Allan Massie is equally flattering:
"He was short, broad-shouldered and huge-thighed, rather harder than teak, but a scrupulous and utterly honest player. Superlatives exhausted themselves on him quickly, for the fact that technically he did everything right. The merit of his front-row play may be gauged by the fact that the Scotland pack in his time held its own in the tight, despite a lack of real weight and strength in the second row..."

He was a personal friend of Bill McLaren, also from Hawick, who describes him as "A man for whom I always have had the highest respect and admiration."

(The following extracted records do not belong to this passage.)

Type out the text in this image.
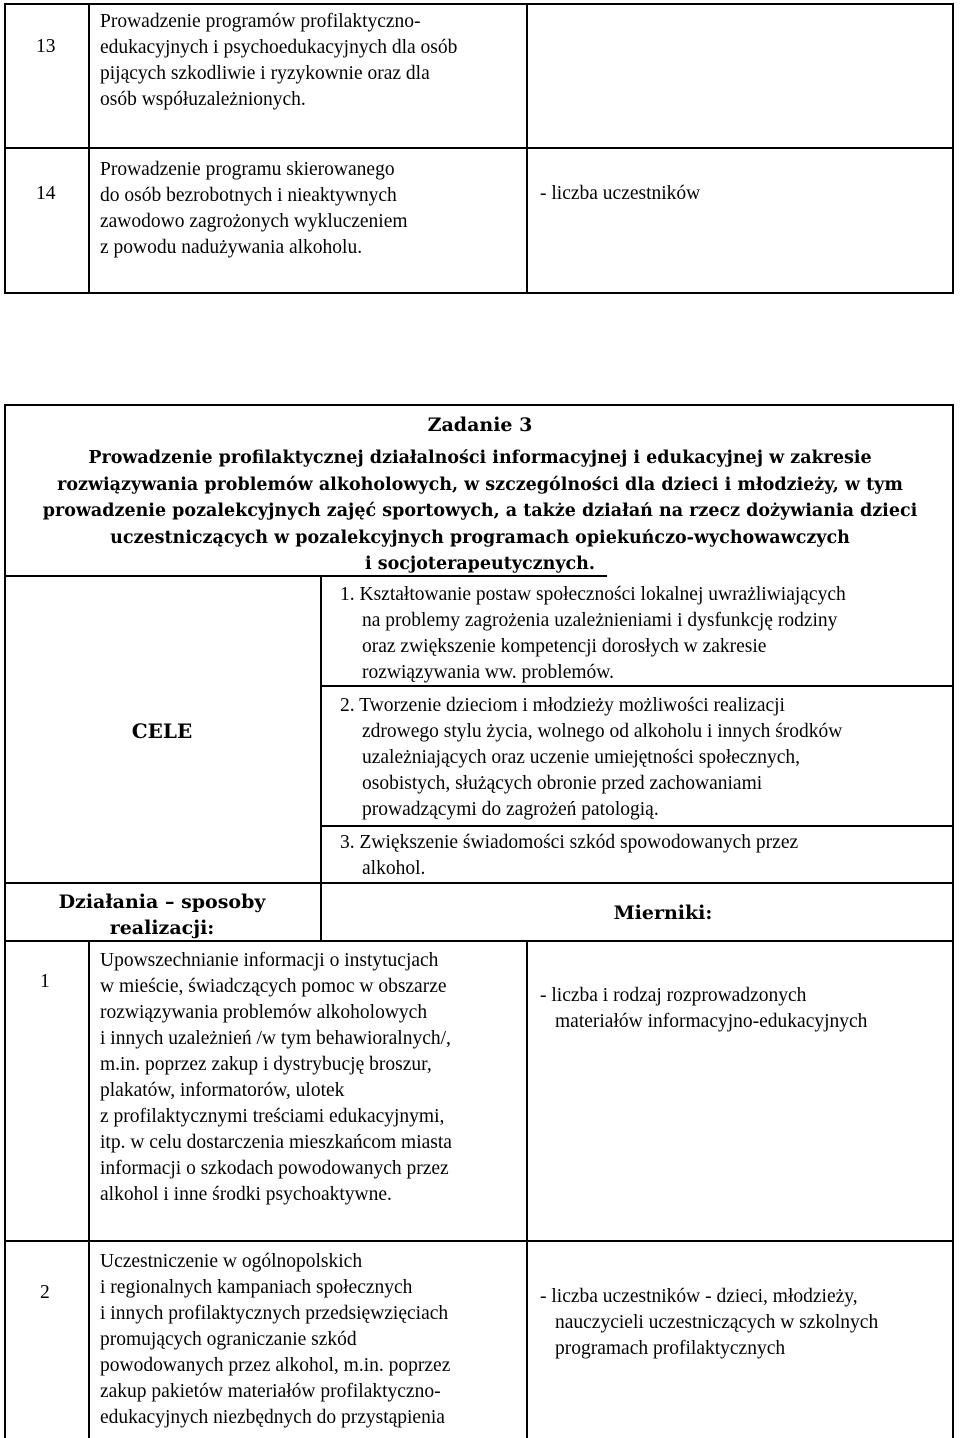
13
Prowadzenie programów profilaktyczno-
edukacyjnych i psychoedukacyjnych dla osób
pijących szkodliwie i ryzykownie oraz dla
osób współuzależnionych.
14
Prowadzenie programu skierowanego
do osób bezrobotnych i nieaktywnych
zawodowo zagrożonych wykluczeniem
z powodu nadużywania alkoholu.
- liczba uczestników
Zadanie 3
Prowadzenie profilaktycznej działalności informacyjnej i edukacyjnej w zakresie
rozwiązywania problemów alkoholowych, w szczególności dla dzieci i młodzieży, w tym
prowadzenie pozalekcyjnych zajęć sportowych, a także działań na rzecz dożywiania dzieci
uczestniczących w pozalekcyjnych programach opiekuńczo-wychowawczych
i socjoterapeutycznych.
CELE
1. Kształtowanie postaw społeczności lokalnej uwrażliwiających
na problemy zagrożenia uzależnieniami i dysfunkcję rodziny
oraz zwiększenie kompetencji dorosłych w zakresie
rozwiązywania ww. problemów.
2. Tworzenie dzieciom i młodzieży możliwości realizacji
zdrowego stylu życia, wolnego od alkoholu i innych środków
uzależniających oraz uczenie umiejętności społecznych,
osobistych, służących obronie przed zachowaniami
prowadzącymi do zagrożeń patologią.
3. Zwiększenie świadomości szkód spowodowanych przez
alkohol.
Działania – sposoby
realizacji:
Mierniki:
1
Upowszechnianie informacji o instytucjach
w mieście, świadczących pomoc w obszarze
rozwiązywania problemów alkoholowych
i innych uzależnień /w tym behawioralnych/,
m.in. poprzez zakup i dystrybucję broszur,
plakatów, informatorów, ulotek
z profilaktycznymi treściami edukacyjnymi,
itp. w celu dostarczenia mieszkańcom miasta
informacji o szkodach powodowanych przez
alkohol i inne środki psychoaktywne.
- liczba i rodzaj rozprowadzonych
materiałów informacyjno-edukacyjnych
2
Uczestniczenie w ogólnopolskich
i regionalnych kampaniach społecznych
i innych profilaktycznych przedsięwzięciach
promujących ograniczanie szkód
powodowanych przez alkohol, m.in. poprzez
zakup pakietów materiałów profilaktyczno-
edukacyjnych niezbędnych do przystąpienia
- liczba uczestników - dzieci, młodzieży,
nauczycieli uczestniczących w szkolnych
programach profilaktycznych
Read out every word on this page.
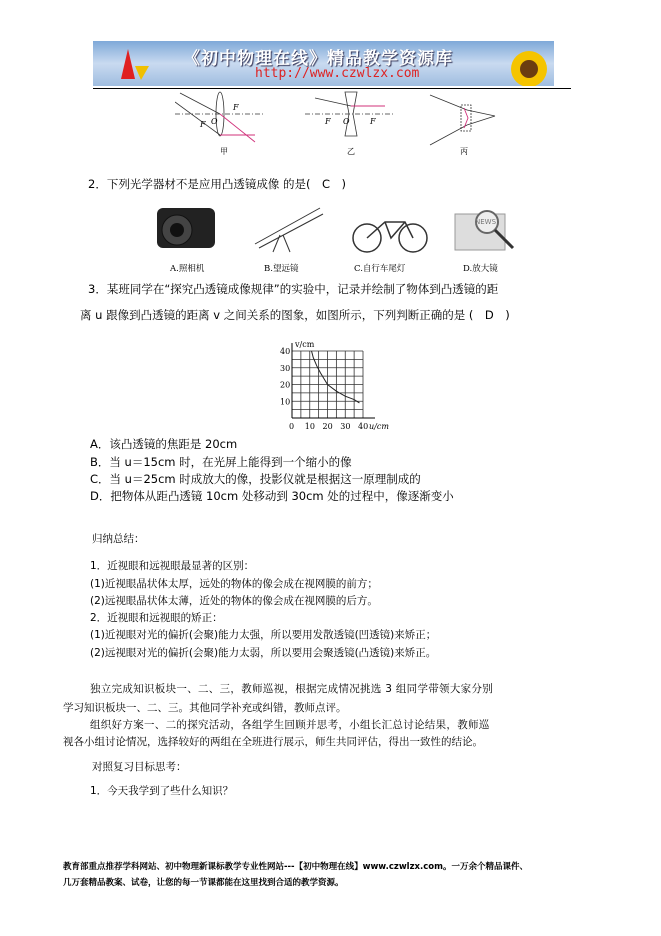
《初中物理在线》精品教学资源库
http://www.czwlzx.com
F
F
O	F O	F
甲	乙	丙
2．下列光学器材不是应用凸透镜成像 的是(　C　)
NEWS
A.照相机	B.望远镜	C.自行车尾灯	D.放大镜
3．某班同学在“探究凸透镜成像规律”的实验中，记录并绘制了物体到凸透镜的距
离 u 跟像到凸透镜的距离 v 之间关系的图象，如图所示，下列判断正确的是 (　D　)
0 10 20 30 40
10
20
30
40
u/cm
v/cm
A．该凸透镜的焦距是 20cm
B．当 u＝15cm 时，在光屏上能得到一个缩小的像
C．当 u＝25cm 时成放大的像，投影仪就是根据这一原理制成的
D．把物体从距凸透镜 10cm 处移动到 30cm 处的过程中，像逐渐变小
归纳总结：
1．近视眼和远视眼最显著的区别：
(1)近视眼晶状体太厚，远处的物体的像会成在视网膜的前方；
(2)远视眼晶状体太薄，近处的物体的像会成在视网膜的后方。
2．近视眼和远视眼的矫正：
(1)近视眼对光的偏折(会聚)能力太强，所以要用发散透镜(凹透镜)来矫正；
(2)远视眼对光的偏折(会聚)能力太弱，所以要用会聚透镜(凸透镜)来矫正。
独立完成知识板块一、二、三，教师巡视，根据完成情况挑选 3 组同学带领大家分别
学习知识板块一、二、三。其他同学补充或纠错，教师点评。
组织好方案一、二的探究活动，各组学生回顾并思考，小组长汇总讨论结果，教师巡
视各小组讨论情况，选择较好的两组在全班进行展示，师生共同评估，得出一致性的结论。
对照复习目标思考：
1．今天我学到了些什么知识？
教育部重点推荐学科网站、初中物理新课标教学专业性网站---【初中物理在线】www.czwlzx.com。一万余个精品课件、
几万套精品教案、试卷，让您的每一节课都能在这里找到合适的教学资源。
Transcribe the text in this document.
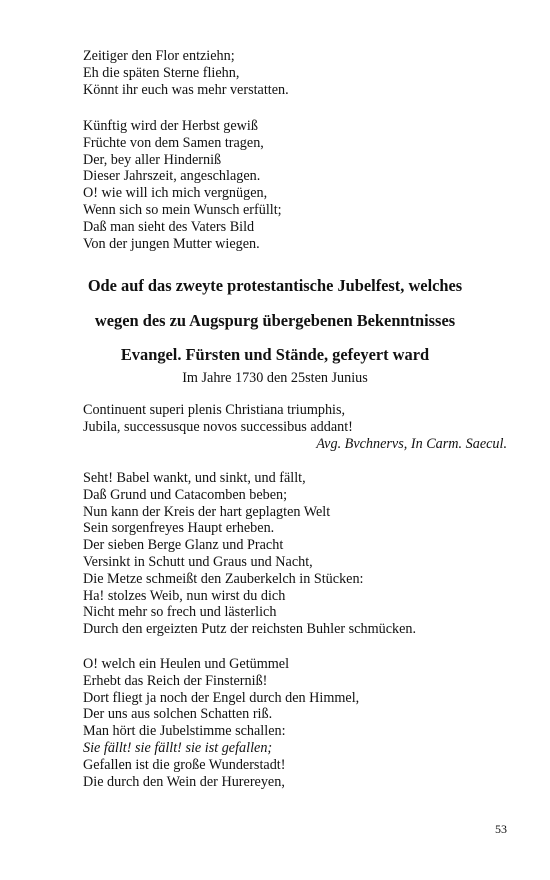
Zeitiger den Flor entziehn;
Eh die späten Sterne fliehn,
Könnt ihr euch was mehr verstatten.
Künftig wird der Herbst gewiß
Früchte von dem Samen tragen,
Der, bey aller Hinderniß
Dieser Jahrszeit, angeschlagen.
O! wie will ich mich vergnügen,
Wenn sich so mein Wunsch erfüllt;
Daß man sieht des Vaters Bild
Von der jungen Mutter wiegen.
Ode auf das zweyte protestantische Jubelfest, welches
wegen des zu Augspurg übergebenen Bekenntnisses
Evangel. Fürsten und Stände, gefeyert ward
Im Jahre 1730 den 25sten Junius
Continuent superi plenis Christiana triumphis,
Jubila, successusque novos successibus addant!
Avg. Bvchnervs, In Carm. Saecul.
Seht! Babel wankt, und sinkt, und fällt,
Daß Grund und Catacomben beben;
Nun kann der Kreis der hart geplagten Welt
Sein sorgenfreyes Haupt erheben.
Der sieben Berge Glanz und Pracht
Versinkt in Schutt und Graus und Nacht,
Die Metze schmeißt den Zauberkelch in Stücken:
Ha! stolzes Weib, nun wirst du dich
Nicht mehr so frech und lästerlich
Durch den ergeizten Putz der reichsten Buhler schmücken.
O! welch ein Heulen und Getümmel
Erhebt das Reich der Finsterniß!
Dort fliegt ja noch der Engel durch den Himmel,
Der uns aus solchen Schatten riß.
Man hört die Jubelstimme schallen:
Sie fällt! sie fällt! sie ist gefallen;
Gefallen ist die große Wunderstadt!
Die durch den Wein der Hurereyen,
53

"come here, my wee disciples. Now, ah want tae tell ee that ah've been asked ti lead this pack tomorrow, that ah'm no very keen on the job and if any of you lot want to be pack-leader, just let me know, and ah'll put a word in for you at the right place. Meanwhile, the next one who opens his trap will get my boot bloody hard at his arse."

One of the Anglo-Scots is supposed to have said, "Well, I didn't understand a word of that but it all sounded damned impressive.".

Another famous story involving McLeod, and the lock Frans ten Bos and is told by Bill McLaren. On the evening before the 1963 game between and at Colombes in Paris, Hugh McLeod and Bill McLaren were out having a meal together and bumped into ten Bos near a cafe. Hugh McLeod took Ten Bos aside, and told him bluntly:
"Frans, ye think ye're a guid forrit [forward] but really ye're jist a big lump o' potted meat. If ah was half yer size I'd pick up the first two Frenchman that looked at me the morn [tomorrow] and ah'd chuck them right ower the bloody stand."
Ten Bos tapped McLaren on the shoulder as they left the cafe, and said, "You know, I'd follow him anywhere."
Scotland later won the game 11–6, rare for an away game.

McLeod retired after forty caps, "because forty is a nice roond figure." McLeod's hobby in later life has been dog shows mainly using his bulldog Spike. He died at the age of 81 on 12 May 2014.